SC Synagogue Remembers Enslaved Black People Who Built It
CHARLESTON, S.C. (AP) — The house of worship is stained with the sin of slavery, not unlike many other buildings constructed in Charleston before the Civil War.
Dedicated in 1841, Kahal Kadosh Beth Elohim's synagogue was built by enslaved Blacks.
"We're being honest and transparent about what has enabled us to come together and has enabled us to come to this space," said Rabbi Stephanie Alexander.
The congregation is making an effort to formally acknowledge this painful past with a plaque recently installed outside the house of worship. The inscription on the new monument also speaks to KKBE's commitment to equality for all people.
"Upon the renovation and rededication of the building in 2020, Kahal Kadosh Beth Elohim rededicates itself to recognizing the errors of the past and reconciling the beliefs of our faith with our actions as we commit to spiritual growth and social justice for all," it reads.
The recognition came as the Reformed Judaism congregation began renovating its historic building in 2019, the year after the city of Charleston issued a formal apology for its role in the slave trade.
KKBE's $1 million effort was completed in 2020, an effort to preserve the historic structure while also modernizing it for future use.
The new brick monument sits about knee-high outside the sanctuary. The bricks themselves have significance, as they were taken from the synagogue's historic Coming Street cemetery and were likely also formed by enslaved Blacks, Alexander said.

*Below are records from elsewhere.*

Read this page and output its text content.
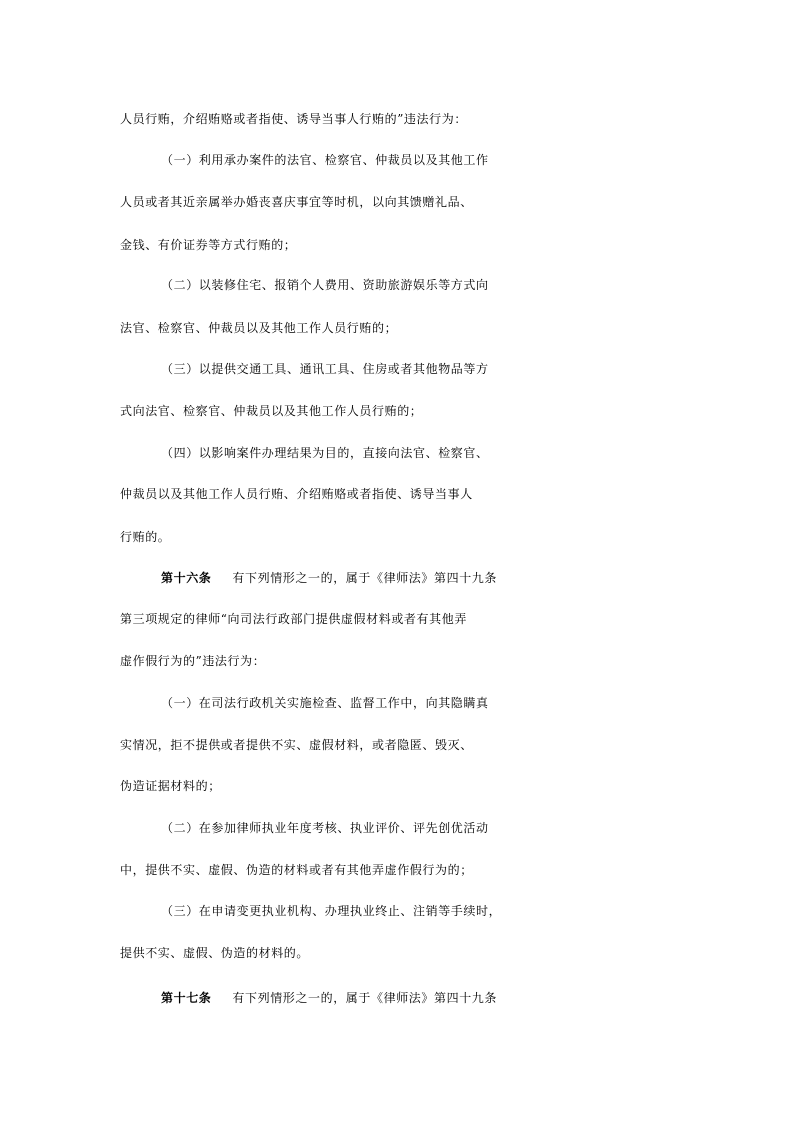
人员行贿，介绍贿赂或者指使、诱导当事人行贿的”违法行为：
（一）利用承办案件的法官、检察官、仲裁员以及其他工作
人员或者其近亲属举办婚丧喜庆事宜等时机，以向其馈赠礼品、
金钱、有价证券等方式行贿的；
（二）以装修住宅、报销个人费用、资助旅游娱乐等方式向
法官、检察官、仲裁员以及其他工作人员行贿的；
（三）以提供交通工具、通讯工具、住房或者其他物品等方
式向法官、检察官、仲裁员以及其他工作人员行贿的；
（四）以影响案件办理结果为目的，直接向法官、检察官、
仲裁员以及其他工作人员行贿、介绍贿赂或者指使、诱导当事人
行贿的。
第十六条 有下列情形之一的，属于《律师法》第四十九条
第三项规定的律师“向司法行政部门提供虚假材料或者有其他弄
虚作假行为的”违法行为：
（一）在司法行政机关实施检查、监督工作中，向其隐瞒真
实情况，拒不提供或者提供不实、虚假材料，或者隐匿、毁灭、
伪造证据材料的；
（二）在参加律师执业年度考核、执业评价、评先创优活动
中，提供不实、虚假、伪造的材料或者有其他弄虚作假行为的；
（三）在申请变更执业机构、办理执业终止、注销等手续时，
提供不实、虚假、伪造的材料的。
第十七条 有下列情形之一的，属于《律师法》第四十九条
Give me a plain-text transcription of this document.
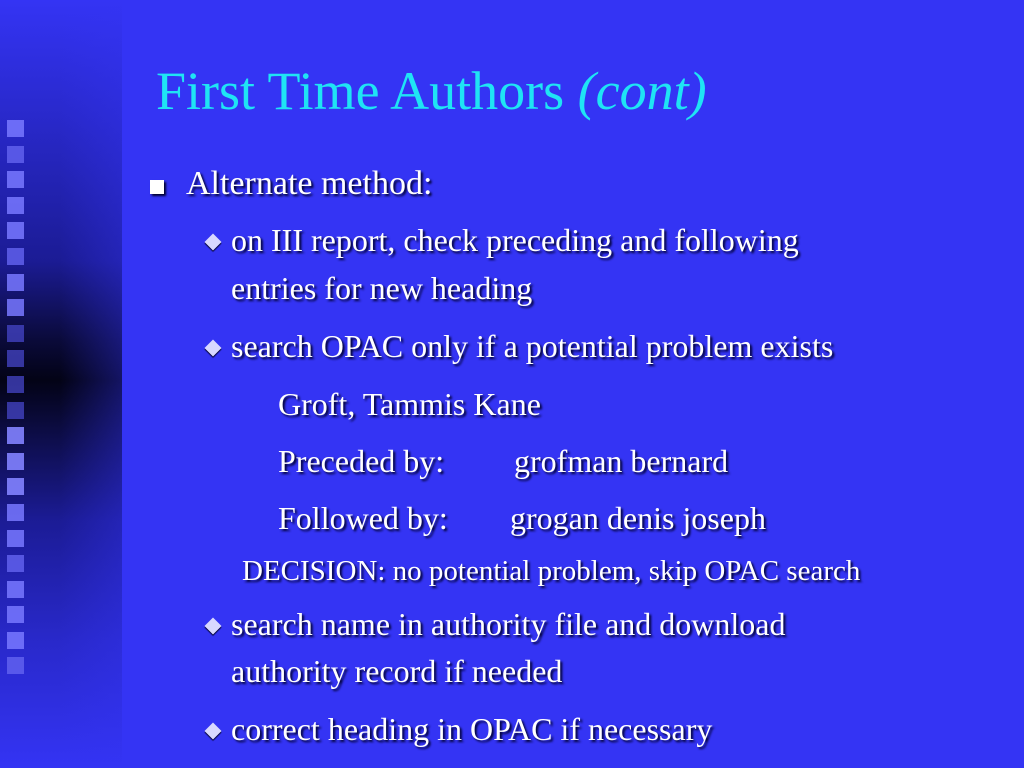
First Time Authors (cont)
Alternate method:
on III report, check preceding and following
entries for new heading
search OPAC only if a potential problem exists
Groft, Tammis Kane
Preceded by: grofman bernard
Followed by: grogan denis joseph
DECISION: no potential problem, skip OPAC search
search name in authority file and download
authority record if needed
correct heading in OPAC if necessary
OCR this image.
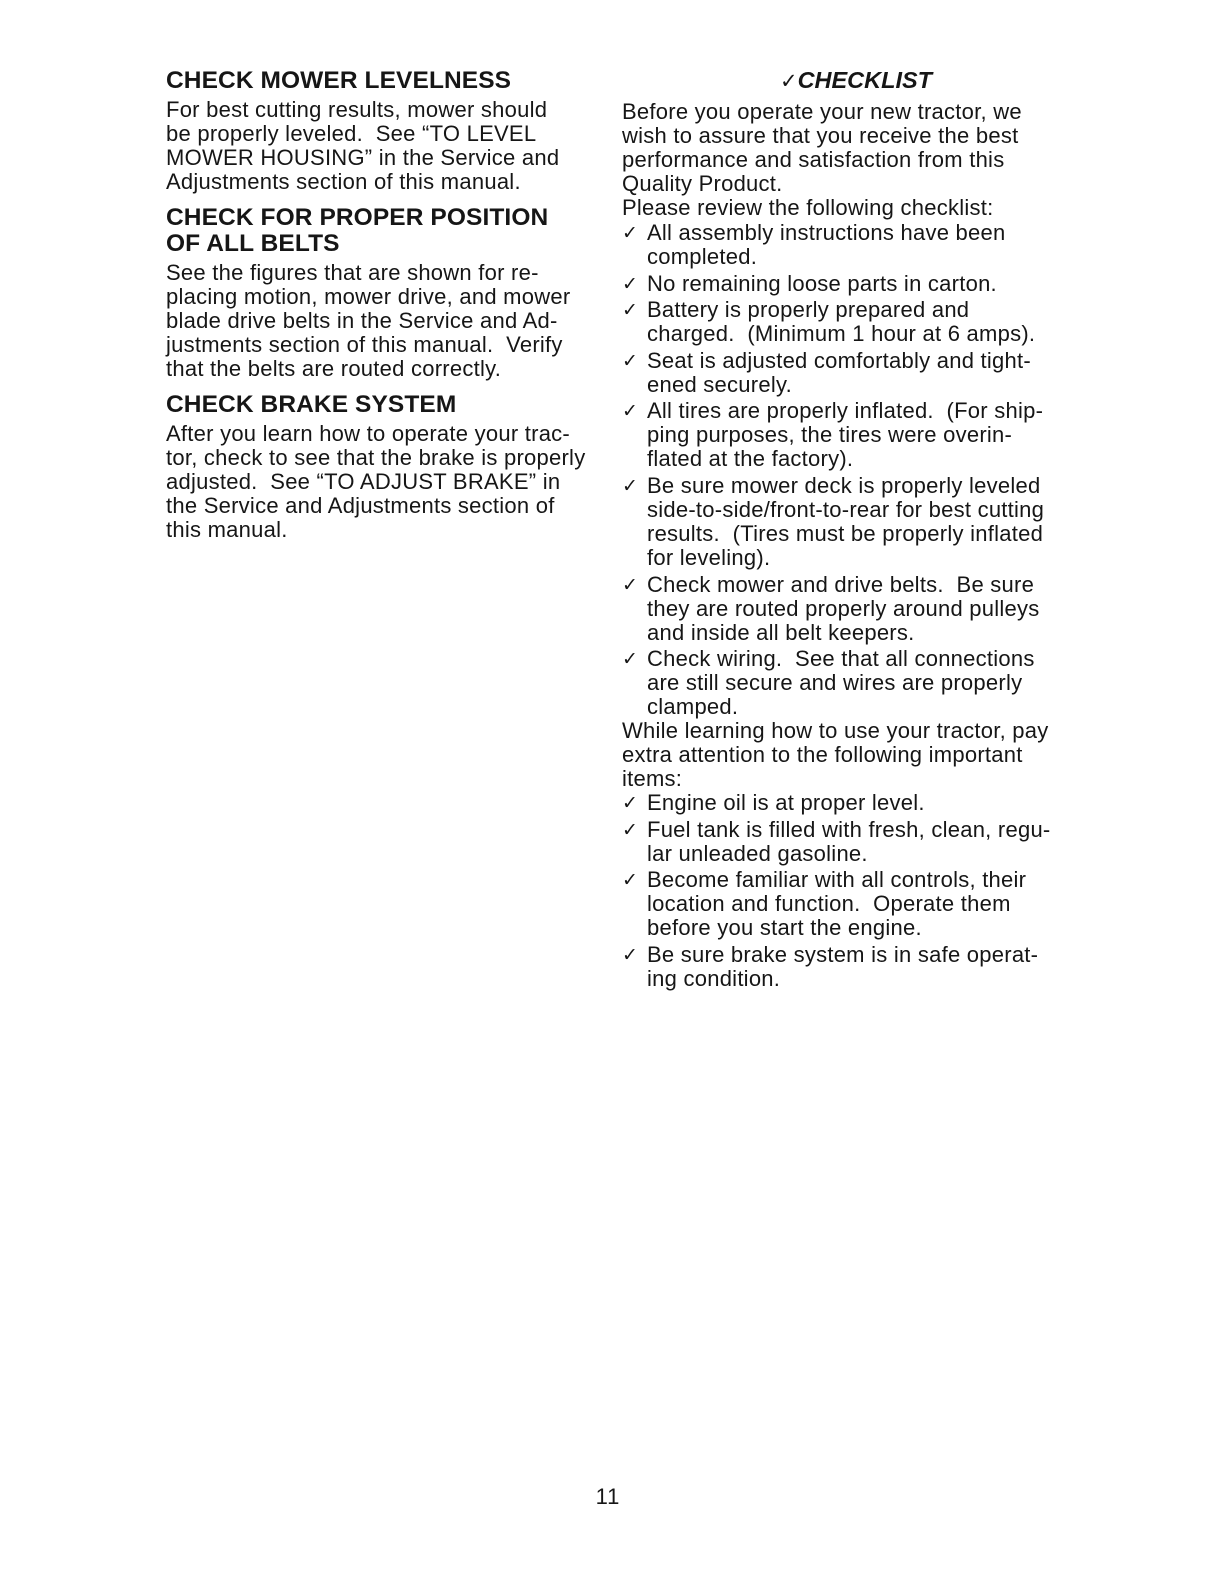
CHECK MOWER LEVELNESS
For best cutting results, mower should
be properly leveled.  See “TO LEVEL
MOWER HOUSING” in the Service and
Adjustments section of this manual.
CHECK FOR PROPER POSITION
OF ALL BELTS
See the figures that are shown for re-
placing motion, mower drive, and mower
blade drive belts in the Service and Ad-
justments section of this manual.  Verify
that the belts are routed correctly.
CHECK BRAKE SYSTEM
After you learn how to operate your trac-
tor, check to see that the brake is properly
adjusted.  See “TO ADJUST BRAKE” in
the Service and Adjustments section of
this manual.
✓CHECKLIST
Before you operate your new tractor, we
wish to assure that you receive the best
performance and satisfaction from this
Quality Product.
Please review the following checklist:
✓ All assembly instructions have been
completed.
✓ No remaining loose parts in carton.
✓ Battery is properly prepared and
charged.  (Minimum 1 hour at 6 amps).
✓ Seat is adjusted comfortably and tight-
ened securely.
✓ All tires are properly inflated.  (For ship-
ping purposes, the tires were overin-
flated at the factory).
✓ Be sure mower deck is properly leveled
side-to-side/front-to-rear for best cutting
results.  (Tires must be properly inflated
for leveling).
✓ Check mower and drive belts.  Be sure
they are routed properly around pulleys
and inside all belt keepers.
✓ Check wiring.  See that all connections
are still secure and wires are properly
clamped.
While learning how to use your tractor, pay
extra attention to the following important
items:
✓ Engine oil is at proper level.
✓ Fuel tank is filled with fresh, clean, regu-
lar unleaded gasoline.
✓ Become familiar with all controls, their
location and function.  Operate them
before you start the engine.
✓ Be sure brake system is in safe operat-
ing condition.
11
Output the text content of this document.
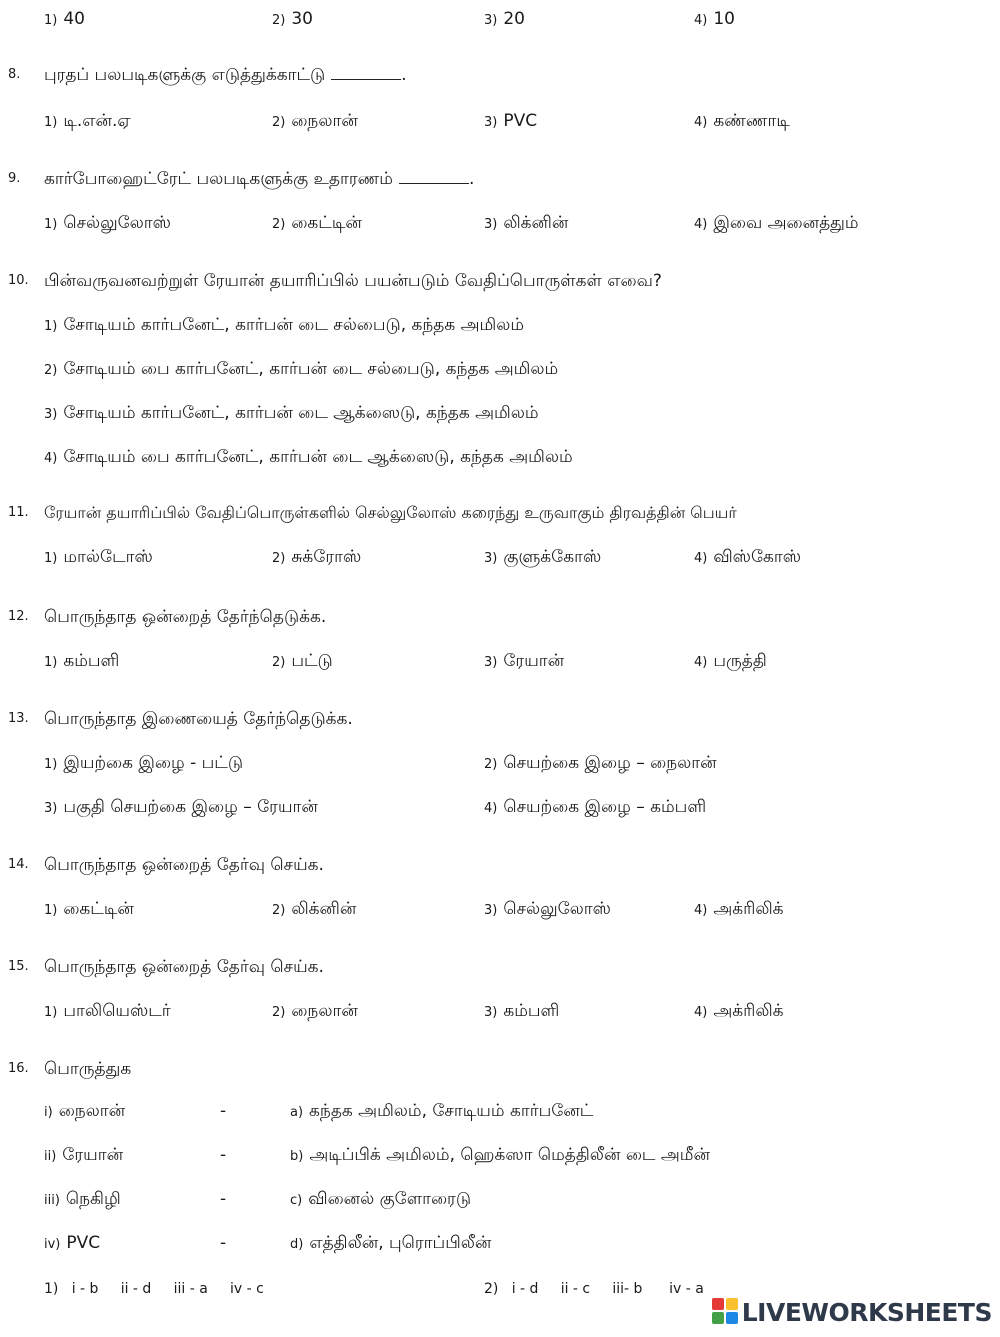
1) 40	2) 30	3) 20	4) 10
8. புரதப் பலபடிகளுக்கு எடுத்துக்காட்டு	.
1) டி.என்.ஏ	2) நைலான்	3) PVC	4) கண்ணாடி
9. கார்போஹைட்ரேட் பலபடிகளுக்கு உதாரணம்	.
1) செல்லுலோஸ்	2) கைட்டின்	3) லிக்னின்	4) இவை அனைத்தும்
10. பின்வருவனவற்றுள் ரேயான் தயாரிப்பில் பயன்படும் வேதிப்பொருள்கள் எவை?
1) சோடியம் கார்பனேட், கார்பன் டை சல்பைடு, கந்தக அமிலம்
2) சோடியம் பை கார்பனேட், கார்பன் டை சல்பைடு, கந்தக அமிலம்
3) சோடியம் கார்பனேட், கார்பன் டை ஆக்ஸைடு, கந்தக அமிலம்
4) சோடியம் பை கார்பனேட், கார்பன் டை ஆக்ஸைடு, கந்தக அமிலம்
11. ரேயான் தயாரிப்பில் வேதிப்பொருள்களில் செல்லுலோஸ் கரைந்து உருவாகும் திரவத்தின் பெயர்
1) மால்டோஸ்	2) சுக்ரோஸ்	3) குளுக்கோஸ்	4) விஸ்கோஸ்
12. பொருந்தாத ஒன்றைத் தேர்ந்தெடுக்க.
1) கம்பளி	2) பட்டு	3) ரேயான்	4) பருத்தி
13. பொருந்தாத இணையைத் தேர்ந்தெடுக்க.
1) இயற்கை இழை - பட்டு	2) செயற்கை இழை – நைலான்
3) பகுதி செயற்கை இழை – ரேயான்	4) செயற்கை இழை – கம்பளி
14. பொருந்தாத ஒன்றைத் தேர்வு செய்க.
1) கைட்டின்	2) லிக்னின்	3) செல்லுலோஸ்	4) அக்ரிலிக்
15. பொருந்தாத ஒன்றைத் தேர்வு செய்க.
1) பாலியெஸ்டர்	2) நைலான்	3) கம்பளி	4) அக்ரிலிக்
16. பொருத்துக
i) நைலான்	-	a) கந்தக அமிலம், சோடியம் கார்பனேட்
ii) ரேயான்	-	b) அடிப்பிக் அமிலம், ஹெக்ஸா மெத்திலீன் டை அமீன்
iii) நெகிழி	-	c) வினைல் குளோரைடு
iv) PVC	-	d) எத்திலீன், புரொப்பிலீன்
1)   i - b     ii - d     iii - a     iv - c	2)   i - d     ii - c     iii- b      iv - a
LIVEWORKSHEETS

Other religious groups have made similar steps. KKBE took inspiration from the Unitarian Church in Charleston's brick monument that honors the African Americans who built that religious building. First Baptist Church in Charleston has a plaque at the sanctuary's stairwell, a path once used by enslaved African Americans who sat upstairs in a segregated church.
KKBE's fight for equality for all people continues in several ways. The synagogue is actively involved in the Charleston Area Justice Ministry, a coalition of dozens of faith groups that tackle issues of housing, transportation and health care. The Jewish group has also been helping form the faith advisory council for Charleston's International African American Museum.
KKBE's congregation is not only reminded of its own commitment towards racial justice but also hopes to inspire others. The synagogue, which hails as the first Reformed Jewish congregation and also has the oldest Jewish sanctuary in continuous use in the nation, welcomes thousands of visitors each year.
The hope is that guests will be inspired to also think about how many of the nation's institutions are built upon the legacy of slavery, Alexander said.
"Hopefully, they'll be inspired to do some of that soul searching," she said.
Prominent Charleston area Jew and slave owner David Lopez Jr. led the construction of the KKBE structure, using skilled and enslaved African American workers to build the site. The place was built after the original sanctuary burned in a fire.
The names of two slaves are known — Kit and George, as detailed in College of Charleston professor Barry Stiefel's journal "David Lopez Jr.: Builder, Industrialist, and Defender of the Confederacy."
What's also known is Lopez paid at least one other slave owner to use the owner's enslaved African Americans to help construct the house of worship.
Additionally, researchers believe it was an enslaved worker who repaired one of the silver casings that once held the Torah scrolls inside the synagogue. That device is no longer at KKBE because it was sent to Columbia in anticipation of Gen. William Tecumseh Sherman's March during the Civil War, only to have the holy texts burned there in the march.
It's important for synagogue members to study the past so as to not repeat the same wrongdoings, said KKBE member Harlan Greene.
"It's a heavy burden," he said. "We have to acknowledge it."